If I were to make the case for removing the restriction it would be this: the rule doesn't make the goal of the rule happen. So we should change something anyway: remove the ineffective rule, or change the other rule to allow the rule to be effective. I tend to err on the side of not having restrictions that aren't necessary, so that's where I'd vote, but reasonable people could argue the backgrounds should be more restricted.
 

prabe

Aspiring Lurker (He/Him)
Supporter
I think part of his argument is that the backgrounds system means you can pick any two skills in the game - so it's already true that any class can be good at any skill.

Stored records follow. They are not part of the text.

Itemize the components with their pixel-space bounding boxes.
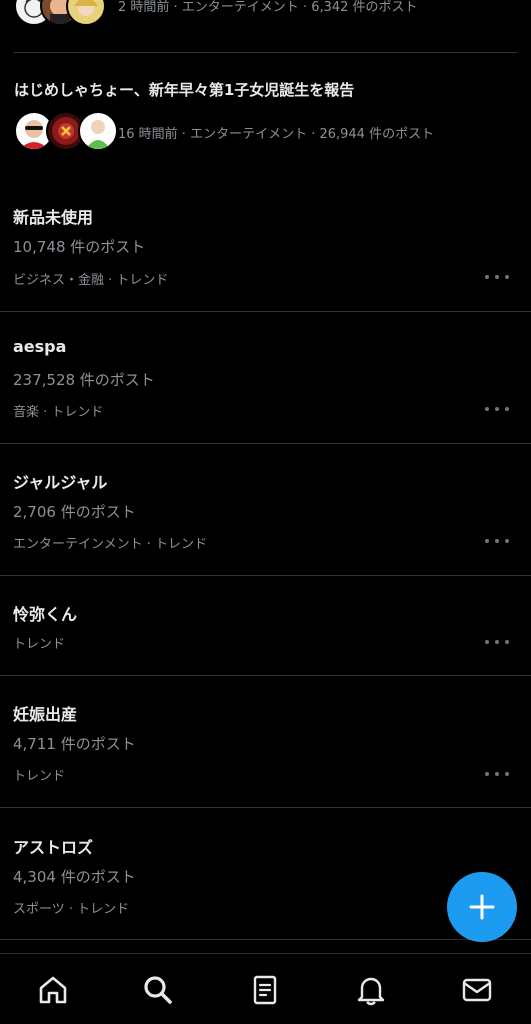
trend-post-count: 4,711 件のポスト — [13, 735, 136, 753]
notes-icon — [253, 975, 277, 1005]
trend-category: トレンド — [13, 769, 66, 784]
trend-category: エンターテインメント · トレンド — [13, 537, 208, 552]
trend-post-count: 4,304 件のポスト — [13, 868, 136, 886]
more-options-button[interactable] — [485, 766, 509, 782]
bell-icon — [357, 977, 385, 1006]
trend-title: 妊娠出産 — [13, 705, 78, 724]
news-story[interactable]: はじめしゃちょー、新年早々第1子女児誕生を報告 16 時間前 · エンターテイメ… — [0, 53, 531, 163]
trend-post-count: 237,528 件のポスト — [13, 371, 155, 389]
trend-category: 音楽 · トレンド — [13, 405, 104, 420]
trend-title: 怜弥くん — [13, 605, 78, 624]
plus-icon — [469, 894, 495, 920]
trend-post-count: 10,748 件のポスト — [13, 238, 146, 256]
trend-item[interactable]: 新品未使用 10,748 件のポスト ビジネス・金融 · トレンド — [0, 180, 531, 312]
trend-item[interactable]: 怜弥くん トレンド — [0, 576, 531, 676]
nav-search-button[interactable] — [138, 970, 178, 1010]
news-story-avatars — [14, 111, 118, 151]
nav-home-button[interactable] — [33, 970, 73, 1010]
more-options-button[interactable] — [485, 269, 509, 285]
more-options-button[interactable] — [485, 533, 509, 549]
trend-item[interactable]: aespa 237,528 件のポスト 音楽 · トレンド — [0, 312, 531, 444]
avatar-green-character-icon — [78, 111, 118, 151]
trend-post-count: 2,706 件のポスト — [13, 503, 136, 521]
trend-title: 新品未使用 — [13, 208, 94, 227]
avatar-blonde-icon — [66, 0, 106, 26]
nav-messages-button[interactable] — [457, 970, 497, 1010]
news-headline[interactable]: はじめしゃちょー、新年早々第1子女児誕生を報告 — [14, 79, 354, 100]
home-icon — [39, 976, 67, 1004]
trend-item[interactable]: 妊娠出産 4,711 件のポスト トレンド — [0, 676, 531, 808]
top-story[interactable]: 2 時間前 · エンターテイメント · 6,342 件のポスト — [0, 0, 531, 52]
search-icon — [144, 976, 172, 1004]
bottom-nav — [0, 953, 531, 1024]
top-story-meta: 2 時間前 · エンターテイメント · 6,342 件のポスト — [118, 0, 418, 15]
trend-title: アストロズ — [13, 838, 94, 857]
mail-icon — [462, 978, 492, 1002]
trend-category: ビジネス・金融 · トレンド — [13, 273, 169, 288]
nav-notes-button[interactable] — [245, 970, 285, 1010]
compose-button[interactable] — [447, 872, 517, 942]
explore-page: 2 時間前 · エンターテイメント · 6,342 件のポスト はじめしゃちょー… — [0, 0, 531, 1024]
trend-item[interactable]: ジャルジャル 2,706 件のポスト エンターテインメント · トレンド — [0, 444, 531, 576]
news-story-meta: 16 時間前 · エンターテイメント · 26,944 件のポスト — [118, 127, 435, 142]
more-options-button[interactable] — [485, 634, 509, 650]
trend-title: ジャルジャル — [13, 473, 108, 492]
more-options-button[interactable] — [485, 401, 509, 417]
trend-category: トレンド — [13, 637, 66, 652]
trend-title: aespa — [13, 337, 67, 356]
nav-notifications-button[interactable] — [351, 970, 391, 1010]
trend-category: スポーツ · トレンド — [13, 902, 130, 917]
top-story-avatars — [14, 0, 114, 26]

So restricting class skill choices isn't really preventing that. And if it's not being prevented, why have a rule in place to try to prevent it? The rule doesn't seem to be doing much else.

If I were to make the case for removing the restriction it would be this: the rule doesn't make the goal of the rule happen. So we should change something anyway: remove the ineffective rule, or change the other rule to allow the rule to be effective. I tend to err on the side of not having restrictions that aren't necessary, so that's where I'd vote, but reasonable people could argue the backgrounds should be more restricted.
That's a reasonable approach. I'd say that defining class skills still serves a purpose, and that even with backgrounds you're still probably not going to get a lot of skills that aren't on your class list (barring the Skilled Feat, which if you want it that badly then you can have it).
 

doctorbadwolf

Heretic of The Seventh Circle
Something can be an arbitrary restriction from a fictional perspective and still have a reason for existing from a game balance perspective.

Consider that you've already accepted the argument on it's face by your admission that turning into a bird is okay to restrict to level 5+. Once you've done that you've accepted a purpose to such restrictions - even if you disagree about the exact level the restrictions get lifted.
I’ve done no such thing, and it is extremely rude to put words in someone’s mouth, so please refrain from that.

I proposed a compromise. There is no actual need for even a level 5 flight restriction, but I’d be willing to accept it for the sake of people who really hate low level flight. It would still very much be a meaningless restriction.